Probabilistic forecasting of crop yield across Canada under environmental uncertainty

Citation

Newlands, N.K. (2017) Probabilistic forecasting of crop yield across Canada under environmental uncertainty. 37th International Symposium on Remote Sensing of Environment (ISRSE 37): Earth Observation for Development and Adaption to a Changing World. May 8-12, 2017. Tshwane (Pretoria), South Africa.

Plain language summary

There is increasing concern over the destructive impacts of climate change, extreme weather events and crop disease on global food security. Reliable crop forecasts have the potential to address this challenge by aiding agricultural stakeholders a way to identify potential risks and benefits, with sufficient lead-time to adapt, adjust and improve their crop production plans.
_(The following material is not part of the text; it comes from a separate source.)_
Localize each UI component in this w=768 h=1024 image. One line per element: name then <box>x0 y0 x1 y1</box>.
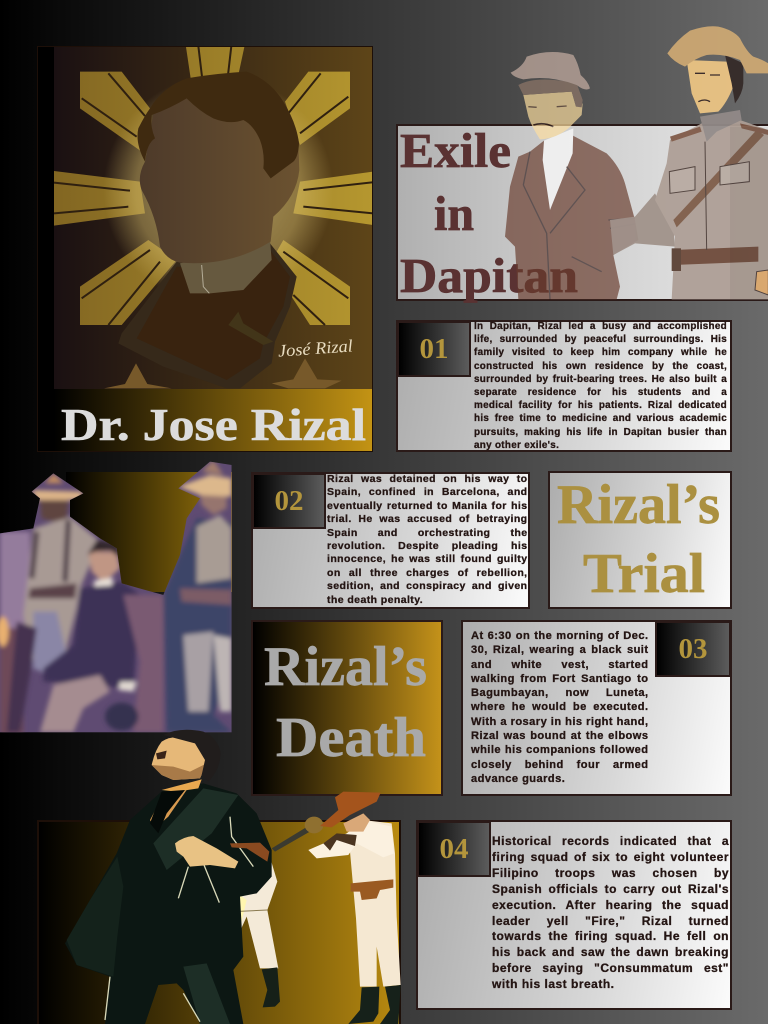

This is especially needed during times where crop production is at risk or decisions are more uncertain. This paper provides an overview of the Integrated Canadian Crop Yield Forecaster (ICCYF) - a probabilistic approach that uses machine-learning to predict regional-scale yield distributions, integrating satellite remote-sensing, meteorological, and survey data. The paper also discusses current inter-linked research work that is seeking to improve our ability to forecast changes and losses in yield across complex agricultural landscapes and the multi-scale effects of slower, interannual shifts (e.g., ENSO teleconnection forcing) and faster, sudden shocks (extreme weather events and disease outbreaks).

Abstract

There is increasing concern over the destructive impacts of climate change, extreme weather events and crop disease on global food security. Reliable crop forecasts have the potential to address this challenge by aiding agricultural stakeholders a way to identify potential risks and benefits, with sufficient lead-time to adapt, adjust and improve their crop production plans. This is especially needed during times where crop production is at risk or decisions are more uncertain. This paper provides an overview of the Integrated Canadian Crop Yield Forecaster (ICCYF) - a probabilistic approach that uses machine-learning to predict regional-scale yield distributions, integrating satellite remote-sensing, meteorological, and survey data. The paper also discusses current inter-linked research work that is seeking to improve our ability to forecast changes and losses in yield across complex agricultural landscapes and the multi-scale effects of slower, interannual shifts (e.g., ENSO teleconnection forcing) and faster, sudden shocks (extreme weather events and disease outbreaks).